# First loft input



## Old Mick (Sep 26, 2011)

I am working on building my first loft to race pigeons and would appreciate any input. I am new to racing and I am trying to learn how the birds will need to be separated and how many sections I will need in the loft. 
Right now I have drawn up 4 - 
1) Breeders section: nest boxes when breeding and OB cocks if I decide to race widowhood.
2) OB Hens: just wall perches
3) YBs: just wall perches
4) Fancys: This is my partner's (daughter's) section for her birds (I might be able to spill over a few into there if needed to seperate YBs, question to follow).
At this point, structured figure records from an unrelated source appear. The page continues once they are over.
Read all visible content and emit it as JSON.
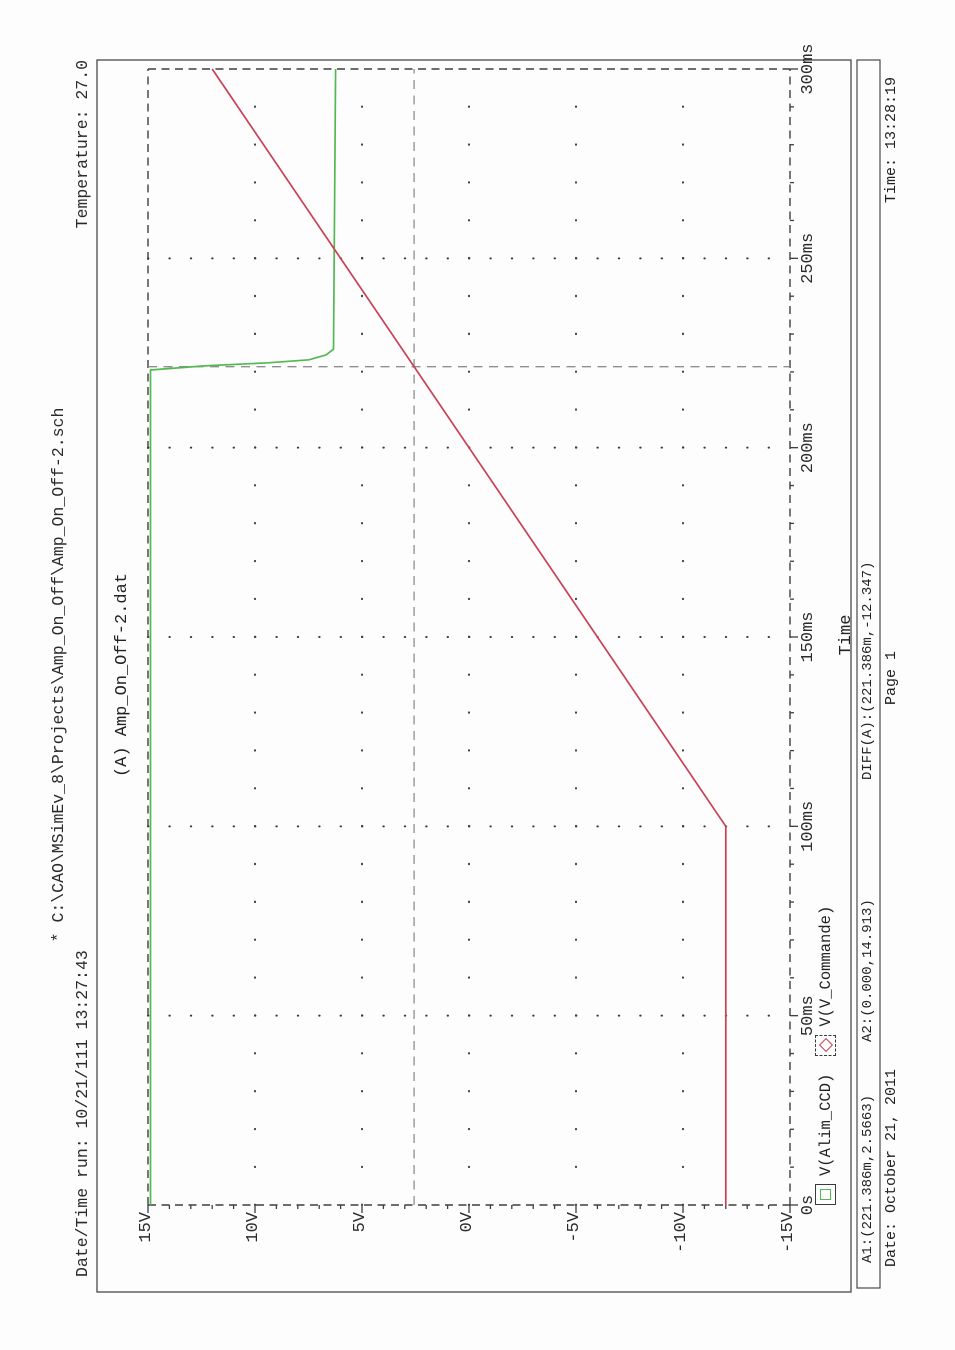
{
  "page": {
    "header_path": "* C:\\CAO\\MSimEv_8\\Projects\\Amp_On_Off\\Amp_On_Off-2.sch",
    "date_time_run": "Date/Time run: 10/21/111 13:27:43",
    "temperature": "Temperature: 27.0",
    "footer": {
      "date": "Date: October 21, 2011",
      "page": "Page 1",
      "time": "Time: 13:28:19"
    }
  },
  "cursor_readout": {
    "a1": "A1:(221.386m,2.5663)",
    "a2": "A2:(0.000,14.913)",
    "diff": "DIFF(A):(221.386m,-12.347)"
  },
  "chart_data": {
    "type": "line",
    "title": "(A) Amp_On_Off-2.dat",
    "xlabel": "Time",
    "ylabel": "",
    "xlim_ms": [
      0,
      300
    ],
    "ylim_v": [
      -15,
      15
    ],
    "grid": "dotted",
    "x_ticks": [
      {
        "ms": 0,
        "label": "0s"
      },
      {
        "ms": 50,
        "label": "50ms"
      },
      {
        "ms": 100,
        "label": "100ms"
      },
      {
        "ms": 150,
        "label": "150ms"
      },
      {
        "ms": 200,
        "label": "200ms"
      },
      {
        "ms": 250,
        "label": "250ms"
      },
      {
        "ms": 300,
        "label": "300ms"
      }
    ],
    "y_ticks": [
      {
        "v": 15,
        "label": "15V"
      },
      {
        "v": 10,
        "label": "10V"
      },
      {
        "v": 5,
        "label": "5V"
      },
      {
        "v": 0,
        "label": "0V"
      },
      {
        "v": -5,
        "label": "-5V"
      },
      {
        "v": -10,
        "label": "-10V"
      },
      {
        "v": -15,
        "label": "-15V"
      }
    ],
    "minor_tick_ms": 10,
    "minor_tick_v": 1,
    "series": [
      {
        "name": "V(Alim_CCD)",
        "color": "#52b852",
        "marker": "square",
        "points": [
          [
            0,
            15
          ],
          [
            220.5,
            15
          ],
          [
            221.6,
            12.5
          ],
          [
            222.4,
            9.5
          ],
          [
            223.2,
            7.6
          ],
          [
            224.5,
            6.8
          ],
          [
            226,
            6.45
          ],
          [
            300,
            6.35
          ]
        ]
      },
      {
        "name": "V(V_Commande)",
        "color": "#c84055",
        "marker": "diamond",
        "points": [
          [
            0,
            -12
          ],
          [
            100,
            -12
          ],
          [
            300,
            12
          ]
        ]
      }
    ],
    "cursors": [
      {
        "id": "A1",
        "t_ms": 221.386,
        "v": 2.5663,
        "trace": "V(V_Commande)"
      },
      {
        "id": "A2",
        "t_ms": 0.0,
        "v": 14.913,
        "trace": "V(Alim_CCD)"
      }
    ]
  }
}
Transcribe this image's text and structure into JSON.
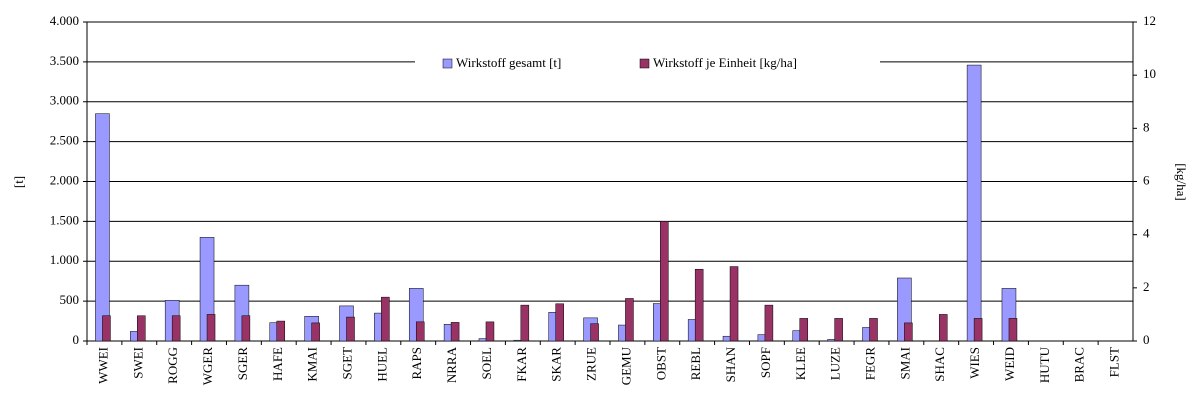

The Breeders section is 6'x5' with a 6'x3' aviary. All other sections are 4'x5' with a 4'x3' avairy. Loft ceiling is 7'. So I know this is more than the normal starter loft but I kind of want to just do it right once and not add on later.

So here are the questions I need to answer before building.
1) Is this too big? It feels huge but I hope to eventually have a fully functional race loft.
2) When separating the OBs for widowhood, how separated do they need to be? Is a solid wall between them good enough or do they need to be at separate sides of the loft? Do the aviary separators need to be solid?
3) Will there be a point in the YB season that I will want to seperate them also?
4) I plan on having 1 long landing board but 2 traps. Each trap would split 2 sections and I could open or close a side of the trap as needed to direct which ever group is flying. Are there any considerations that would make this a better arrangement such as OB cocks and OB hens using 1 trap, and my daughters birds and my YB using the other. As I move the YB over to the OB sections will they learn to trap in the new trap?
5)... 
So instead of taking this list out too far I am just going to pose the general question of loft layout considerations. How do you manage your loft? With unlimited space and resources what would you build and how would you arrange it? What have I not considered or have I said something that is incorrect? Like I said, I feel like I have plenty of room, just not sure the best way to use it.

Thanks!
Mick


----------



## APF_LOFT (Aug 9, 2010)

it huge if you got few bird, it small if you have many bird
i cant answer the others


----------



## Greek Boy (Apr 12, 2010)

Old Mick- It may feel hugh but you will need all available room as you will see. The cocks and hens in widowhood should not be able to see each other except when you want them to. Those two sections and aviaries need to be completely secure from each other. When cocks are flying the hens should be locked in the loft with no entry to aviary and vice-versa. I would prefer to have the two sections at opposite ends and using opposite traps. When you move young birds to old bird section they will learn to enter a new trap. Especially when their hungry. Use your training cage as you did to settle them to the first trap. Your layout seems fine, just make sure the loft is ventilated properly and never overcrowded. The nestboxes are fine but I prefer box perches in young bird and hens sections. I feel it is easier to handle and catch the birds when needed with box perches. If you look at Shadybug Lofts, Wingsonfire, Ceee0237,and others on Pigeon Talk you will see some excellent ideas about loft construction about everything you asked. All the best- Nick..


----------